Seven Days in the Art World
Sarah Thornton is een camera. Ze is altijd en overal aanwezig, precies op de juiste plekken, precies op het juiste moment, koelbloedig in haar registratie. Geen detail, hoe onbenullig ook, ontsnapt aan haar aandacht. Wat droeg Sir Nicholas Serota tijdens de uitreiking van de Turner Prize 2006, wat at Philippe Ségalot, de machtige kunstadviseur van François Pinault, tijdens zijn lunch en hoe ziet de slaapkamer van de Japanse supersterkunstenaar Takeshi Murakami eruit?

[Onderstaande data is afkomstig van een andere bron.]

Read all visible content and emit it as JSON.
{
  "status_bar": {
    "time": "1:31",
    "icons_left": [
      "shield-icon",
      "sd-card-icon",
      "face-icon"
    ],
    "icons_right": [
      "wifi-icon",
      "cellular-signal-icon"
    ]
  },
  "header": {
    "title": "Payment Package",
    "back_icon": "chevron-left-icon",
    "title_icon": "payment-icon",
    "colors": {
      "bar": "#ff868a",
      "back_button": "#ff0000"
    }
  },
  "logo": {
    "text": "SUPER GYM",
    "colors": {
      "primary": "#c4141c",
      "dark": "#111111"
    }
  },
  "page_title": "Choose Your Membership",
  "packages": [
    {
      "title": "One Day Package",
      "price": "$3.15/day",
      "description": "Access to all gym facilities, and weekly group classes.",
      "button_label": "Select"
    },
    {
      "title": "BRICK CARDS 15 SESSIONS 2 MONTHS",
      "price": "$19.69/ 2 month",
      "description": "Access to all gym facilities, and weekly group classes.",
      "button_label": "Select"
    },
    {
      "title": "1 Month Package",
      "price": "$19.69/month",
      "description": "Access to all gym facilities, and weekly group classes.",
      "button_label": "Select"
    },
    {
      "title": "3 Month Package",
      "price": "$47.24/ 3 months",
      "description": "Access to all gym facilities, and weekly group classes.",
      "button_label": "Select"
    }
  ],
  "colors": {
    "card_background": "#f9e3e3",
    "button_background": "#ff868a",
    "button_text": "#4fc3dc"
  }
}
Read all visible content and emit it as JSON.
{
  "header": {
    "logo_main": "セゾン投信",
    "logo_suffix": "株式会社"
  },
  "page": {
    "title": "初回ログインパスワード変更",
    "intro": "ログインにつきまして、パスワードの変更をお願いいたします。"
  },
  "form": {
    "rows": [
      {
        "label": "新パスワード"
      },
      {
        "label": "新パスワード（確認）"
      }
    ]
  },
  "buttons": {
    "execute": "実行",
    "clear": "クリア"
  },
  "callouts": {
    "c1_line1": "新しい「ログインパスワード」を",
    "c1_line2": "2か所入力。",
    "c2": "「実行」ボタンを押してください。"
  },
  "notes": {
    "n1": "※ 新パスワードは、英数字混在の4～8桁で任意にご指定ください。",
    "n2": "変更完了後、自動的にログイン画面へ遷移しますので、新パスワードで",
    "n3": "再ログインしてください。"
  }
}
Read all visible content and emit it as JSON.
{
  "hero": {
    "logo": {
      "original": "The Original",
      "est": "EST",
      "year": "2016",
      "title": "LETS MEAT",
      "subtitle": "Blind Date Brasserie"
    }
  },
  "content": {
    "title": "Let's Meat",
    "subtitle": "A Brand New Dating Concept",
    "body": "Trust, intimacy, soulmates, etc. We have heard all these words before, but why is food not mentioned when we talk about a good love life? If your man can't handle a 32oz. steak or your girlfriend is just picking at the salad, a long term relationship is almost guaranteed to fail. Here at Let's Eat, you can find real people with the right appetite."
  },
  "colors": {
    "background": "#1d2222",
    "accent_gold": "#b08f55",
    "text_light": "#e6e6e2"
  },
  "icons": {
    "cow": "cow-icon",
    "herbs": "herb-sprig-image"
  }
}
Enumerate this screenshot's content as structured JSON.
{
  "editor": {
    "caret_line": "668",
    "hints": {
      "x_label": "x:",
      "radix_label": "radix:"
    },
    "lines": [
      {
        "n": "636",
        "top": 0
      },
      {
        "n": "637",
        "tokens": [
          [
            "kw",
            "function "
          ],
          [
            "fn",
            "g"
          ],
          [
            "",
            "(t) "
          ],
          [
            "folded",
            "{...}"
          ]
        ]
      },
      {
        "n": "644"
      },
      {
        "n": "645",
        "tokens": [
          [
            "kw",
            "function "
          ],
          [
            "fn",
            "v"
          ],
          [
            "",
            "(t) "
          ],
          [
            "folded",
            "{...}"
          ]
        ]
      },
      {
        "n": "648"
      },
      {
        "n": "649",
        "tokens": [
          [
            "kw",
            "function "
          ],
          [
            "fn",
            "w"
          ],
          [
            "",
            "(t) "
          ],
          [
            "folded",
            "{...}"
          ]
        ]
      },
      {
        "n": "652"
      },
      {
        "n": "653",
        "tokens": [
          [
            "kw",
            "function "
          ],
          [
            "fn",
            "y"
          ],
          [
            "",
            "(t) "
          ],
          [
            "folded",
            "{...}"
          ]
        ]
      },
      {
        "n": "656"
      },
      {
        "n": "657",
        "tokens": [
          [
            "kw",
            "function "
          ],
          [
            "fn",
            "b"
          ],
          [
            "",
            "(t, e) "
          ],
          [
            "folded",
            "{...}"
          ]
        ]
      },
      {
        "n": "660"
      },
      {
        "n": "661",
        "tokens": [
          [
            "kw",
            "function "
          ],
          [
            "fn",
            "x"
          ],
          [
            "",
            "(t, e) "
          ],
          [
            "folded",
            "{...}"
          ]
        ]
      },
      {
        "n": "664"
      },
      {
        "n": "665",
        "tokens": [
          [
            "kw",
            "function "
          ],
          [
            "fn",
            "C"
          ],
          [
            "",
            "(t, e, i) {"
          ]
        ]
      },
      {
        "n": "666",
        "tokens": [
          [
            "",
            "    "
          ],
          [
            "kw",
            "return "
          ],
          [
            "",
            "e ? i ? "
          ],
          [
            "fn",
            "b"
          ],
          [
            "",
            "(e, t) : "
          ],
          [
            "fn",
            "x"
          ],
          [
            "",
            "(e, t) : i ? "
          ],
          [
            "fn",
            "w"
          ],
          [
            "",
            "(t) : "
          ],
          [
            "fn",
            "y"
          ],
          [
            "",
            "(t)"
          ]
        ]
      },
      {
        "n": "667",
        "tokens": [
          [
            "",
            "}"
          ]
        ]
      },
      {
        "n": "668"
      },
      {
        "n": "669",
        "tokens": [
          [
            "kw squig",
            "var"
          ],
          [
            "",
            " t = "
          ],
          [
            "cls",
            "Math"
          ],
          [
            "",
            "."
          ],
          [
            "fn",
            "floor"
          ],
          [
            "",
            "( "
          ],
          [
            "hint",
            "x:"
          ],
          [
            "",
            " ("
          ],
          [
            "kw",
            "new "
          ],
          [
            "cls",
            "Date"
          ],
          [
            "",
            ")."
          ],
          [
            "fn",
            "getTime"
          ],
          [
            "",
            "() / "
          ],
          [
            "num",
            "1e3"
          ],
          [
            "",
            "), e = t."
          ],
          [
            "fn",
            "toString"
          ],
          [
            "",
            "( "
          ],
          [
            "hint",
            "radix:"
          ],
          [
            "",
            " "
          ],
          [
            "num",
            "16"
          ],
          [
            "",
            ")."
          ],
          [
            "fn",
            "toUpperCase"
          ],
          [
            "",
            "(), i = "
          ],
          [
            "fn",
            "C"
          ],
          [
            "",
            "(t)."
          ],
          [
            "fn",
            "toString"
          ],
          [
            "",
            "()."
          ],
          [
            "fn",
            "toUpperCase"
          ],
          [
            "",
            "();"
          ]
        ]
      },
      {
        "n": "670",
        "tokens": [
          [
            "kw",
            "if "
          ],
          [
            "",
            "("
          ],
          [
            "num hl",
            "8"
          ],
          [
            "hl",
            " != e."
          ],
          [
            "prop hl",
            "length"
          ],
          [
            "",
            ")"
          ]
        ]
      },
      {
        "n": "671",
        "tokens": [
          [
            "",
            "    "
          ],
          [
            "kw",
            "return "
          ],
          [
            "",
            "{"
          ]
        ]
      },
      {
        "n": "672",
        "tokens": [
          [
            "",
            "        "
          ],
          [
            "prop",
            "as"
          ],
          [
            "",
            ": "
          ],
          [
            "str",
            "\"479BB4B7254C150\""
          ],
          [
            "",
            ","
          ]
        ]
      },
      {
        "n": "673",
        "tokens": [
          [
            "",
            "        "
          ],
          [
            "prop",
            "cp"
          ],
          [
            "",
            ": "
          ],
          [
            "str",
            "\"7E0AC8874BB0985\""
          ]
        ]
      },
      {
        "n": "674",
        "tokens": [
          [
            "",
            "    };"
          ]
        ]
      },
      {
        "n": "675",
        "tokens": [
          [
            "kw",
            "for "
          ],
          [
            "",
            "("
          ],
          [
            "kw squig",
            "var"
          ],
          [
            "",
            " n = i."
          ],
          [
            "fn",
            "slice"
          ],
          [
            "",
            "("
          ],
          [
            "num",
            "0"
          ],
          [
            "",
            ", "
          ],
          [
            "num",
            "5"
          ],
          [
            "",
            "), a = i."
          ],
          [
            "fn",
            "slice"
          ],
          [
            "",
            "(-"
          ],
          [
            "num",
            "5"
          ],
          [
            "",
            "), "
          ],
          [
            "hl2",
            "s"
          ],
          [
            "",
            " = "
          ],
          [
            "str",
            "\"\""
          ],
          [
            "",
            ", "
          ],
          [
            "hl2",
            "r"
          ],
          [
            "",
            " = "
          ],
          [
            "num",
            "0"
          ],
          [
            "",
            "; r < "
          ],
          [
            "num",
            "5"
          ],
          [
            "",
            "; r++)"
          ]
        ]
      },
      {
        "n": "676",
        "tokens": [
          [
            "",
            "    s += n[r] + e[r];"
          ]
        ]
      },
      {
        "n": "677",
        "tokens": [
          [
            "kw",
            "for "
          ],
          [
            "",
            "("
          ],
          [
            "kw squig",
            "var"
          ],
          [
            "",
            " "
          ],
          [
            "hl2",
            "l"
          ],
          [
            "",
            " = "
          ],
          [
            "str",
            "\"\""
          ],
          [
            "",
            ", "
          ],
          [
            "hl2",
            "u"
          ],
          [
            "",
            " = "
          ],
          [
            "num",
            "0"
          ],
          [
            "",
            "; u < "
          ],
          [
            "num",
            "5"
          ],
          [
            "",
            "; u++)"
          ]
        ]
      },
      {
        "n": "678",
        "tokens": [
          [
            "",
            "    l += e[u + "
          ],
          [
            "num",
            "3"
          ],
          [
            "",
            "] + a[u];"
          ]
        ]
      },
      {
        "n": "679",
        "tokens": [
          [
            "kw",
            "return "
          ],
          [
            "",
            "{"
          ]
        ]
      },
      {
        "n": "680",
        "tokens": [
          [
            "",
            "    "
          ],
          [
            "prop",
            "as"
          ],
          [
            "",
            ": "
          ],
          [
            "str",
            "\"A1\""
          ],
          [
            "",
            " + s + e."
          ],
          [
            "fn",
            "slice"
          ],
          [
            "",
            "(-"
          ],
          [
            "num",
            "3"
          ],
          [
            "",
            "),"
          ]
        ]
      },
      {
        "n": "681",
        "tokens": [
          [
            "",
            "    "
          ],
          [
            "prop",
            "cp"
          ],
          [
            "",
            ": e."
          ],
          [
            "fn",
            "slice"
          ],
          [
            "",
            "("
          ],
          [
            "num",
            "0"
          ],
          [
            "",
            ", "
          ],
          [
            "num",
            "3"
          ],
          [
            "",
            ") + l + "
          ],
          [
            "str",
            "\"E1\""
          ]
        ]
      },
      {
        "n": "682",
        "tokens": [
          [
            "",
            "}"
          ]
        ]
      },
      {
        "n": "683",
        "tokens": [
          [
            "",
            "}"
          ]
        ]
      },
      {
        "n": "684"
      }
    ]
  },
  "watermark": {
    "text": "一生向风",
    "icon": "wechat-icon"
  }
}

In het boek Seven Days in the Art World kun je het lezen. Thornton beschrijft in zeven hoofdstukken, die zogenaamd staan voor zeven dagen, zeven exemplarische onderdelen van de wereld van de hedendaagse kunst: de veiling, de kunstacademie, de kunstbeurs, de kunstprijs, het tijdschrift, het atelierbezoek en tot slot de biënnale. In een Robert Altman-achtige stijl vlecht ze de verhalen aaneen tot een onderhoudend geheel vol interessante karakters, sappige anekdotes en feilloze beschrijvingen van herkenbare situaties.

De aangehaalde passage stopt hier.